I continue to be tempted by signing up for more races, but at the same time I’m growing more nervous: my first real tri is in less than two weeks, and it’s hard to judge whether I’m ready for it or not. On the other hand, my friend Dana just ran her first sprint tri and finished 2nd in her age group— so it proves that even your first race can go well. My goals for the Shelburne tri are to not burn up all my energy in the swim. The bike ride is a longer distance than any I’ve done so far, so I’d like to finish that at my same ~15mph pace, and then get the run done in under 35 minutes. We’ll see how that goes.
The past week’s workouts:
- Tuesday we bricked as part of our weekly class: 34:46 for 8.45mi on the bike plus a weak, slow 15:01 to run 1.41mi. As a bonus, I split my forehead open in transition and had to go get stitches, so I couldn’t swim for a little while.
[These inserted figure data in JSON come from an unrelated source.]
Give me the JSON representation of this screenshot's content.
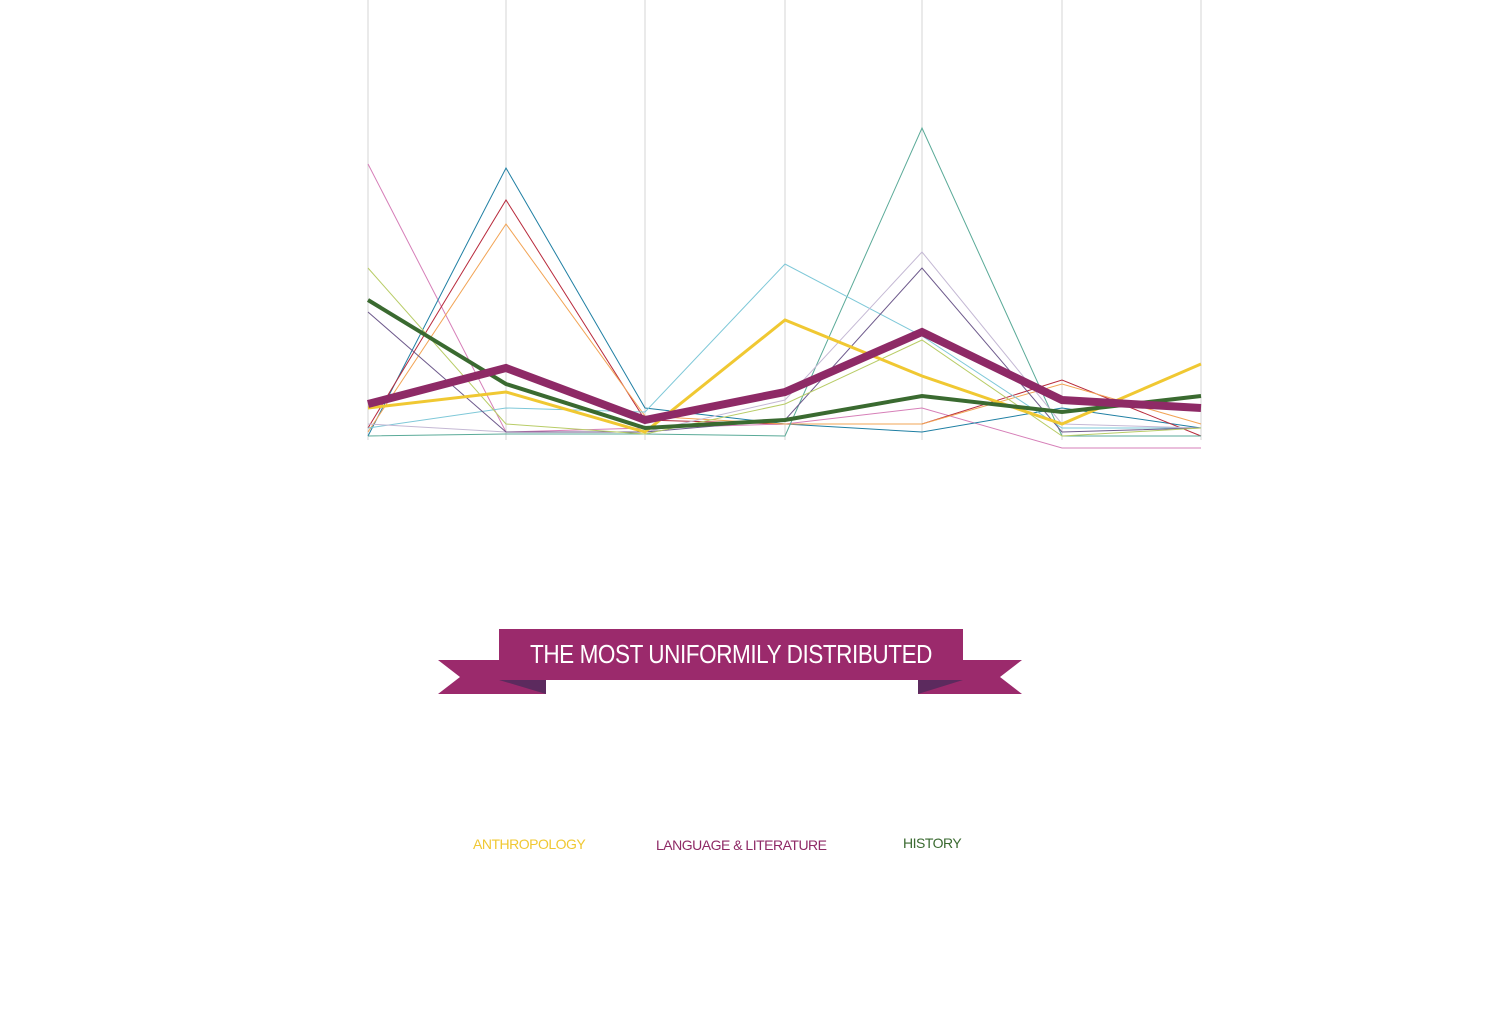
{
  "banner": {
    "title": "THE MOST UNIFORMILY DISTRIBUTED",
    "color": "#9b2a6c",
    "shadow_color": "#5c2a5e"
  },
  "legend": {
    "items": [
      {
        "label": "ANTHROPOLOGY",
        "color": "#f0c832"
      },
      {
        "label": "LANGUAGE & LITERATURE",
        "color": "#8e2a66"
      },
      {
        "label": "HISTORY",
        "color": "#3a6a30"
      }
    ]
  },
  "chart_data": {
    "type": "line",
    "title": "THE MOST UNIFORMILY DISTRIBUTED",
    "x_count": 7,
    "ylim": [
      0,
      100
    ],
    "grid": "vertical",
    "series": [
      {
        "color": "#d67fb8",
        "width": 1,
        "values": [
          68,
          1,
          2,
          3,
          7,
          -3,
          -3
        ]
      },
      {
        "color": "#1f7fa3",
        "width": 1,
        "values": [
          0,
          67,
          7,
          3,
          1,
          7,
          2
        ]
      },
      {
        "color": "#b82a3c",
        "width": 1,
        "values": [
          2,
          59,
          4,
          3,
          3,
          14,
          0
        ]
      },
      {
        "color": "#f2a455",
        "width": 1,
        "values": [
          1,
          53,
          5,
          3,
          3,
          13,
          3
        ]
      },
      {
        "color": "#5aaa98",
        "width": 1,
        "values": [
          0,
          0.5,
          0.5,
          0,
          77,
          0,
          0
        ]
      },
      {
        "color": "#7ec8d8",
        "width": 1,
        "values": [
          2,
          7,
          6,
          43,
          25,
          2,
          2
        ]
      },
      {
        "color": "#c4b8d4",
        "width": 1,
        "values": [
          3,
          1,
          1,
          9,
          46,
          3,
          2
        ]
      },
      {
        "color": "#6e5a8c",
        "width": 1,
        "values": [
          31,
          1,
          1,
          4,
          42,
          1,
          2
        ]
      },
      {
        "color": "#b8cc66",
        "width": 1,
        "values": [
          42,
          3,
          0.5,
          8,
          24,
          0,
          2
        ]
      },
      {
        "color": "#f0c832",
        "width": 3,
        "values": [
          7,
          11,
          1,
          29,
          15,
          3,
          18
        ]
      },
      {
        "color": "#3a6a30",
        "width": 4,
        "values": [
          34,
          13,
          2,
          4,
          10,
          6,
          10
        ]
      },
      {
        "color": "#8e2a66",
        "width": 8,
        "values": [
          8,
          17,
          4,
          11,
          26,
          9,
          7
        ]
      }
    ]
  }
}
Like my old man always said: it’s not a project until blood has been shed
- Wednesday I met up with a group of triathletes for a brick south of the airport. Damn, it was hot. 55:01 for 12 miles on the bike plus a super short 8:15 run of 0.8 miles. For some reason I didn’t get any cadence data from this ride. The reason turned out to be simple: the magnet that the cadence sensor senses fell off somewhere. I replaced it with several Buckyballs, which I stuffed into the pedal hole on the crank; a piece of electrical tape holds them securely in place and now I get cadence data again.
- Thursday I skipped my normal morning run— after a race last Saturday, a long ride Monday, and bricks Tuesday and Wednesday I was ready for a break. I took Friday off too.
- Saturday I volunteered at the Monster Tri. It was great fun; I saw a bunch of my tri friends and got a close-up look at how transition is supposed to work. I also took a bunch of pictures, some of which were better than others.
- Sunday I dragged myself to the pool and swam ~ 500yd. I still don’t think my watch is counting swim laps right. Then I carried my tired self over to the weight room and got a lift in for the first time in about two months. I felt weak but good when done, and the DOMS I had yesterday and today is a small price to pay (especially since my glutes and hams were already sore before I even got there.)
- Monday I geared up and went to downtown Athens for the 15-mile beginner ride that a group of local cyclists holds… but the weather wasn’t cooperating.
Not acceptable weather for instrument flight or VFR bicycling
Rather than get hit by lightning, I elected to go home. I didn’t even get to test the sweet handlebar mount I made for my watch so I can see cadence and speed data on the go: a trip to Home Depot yielded a piece of pipe insulation that was just right for holding it. However, I am confident that it will work.
Nothing like a little Cajun engineering
Right now I’m hoping that the weather will clear so I can go on to TRI101, where we have a workout cleverly named “Rick’s Special” after our lead coach– it’s a 2 mi bike + 1 mi run brick, repeated as many times as possible. Should be fun!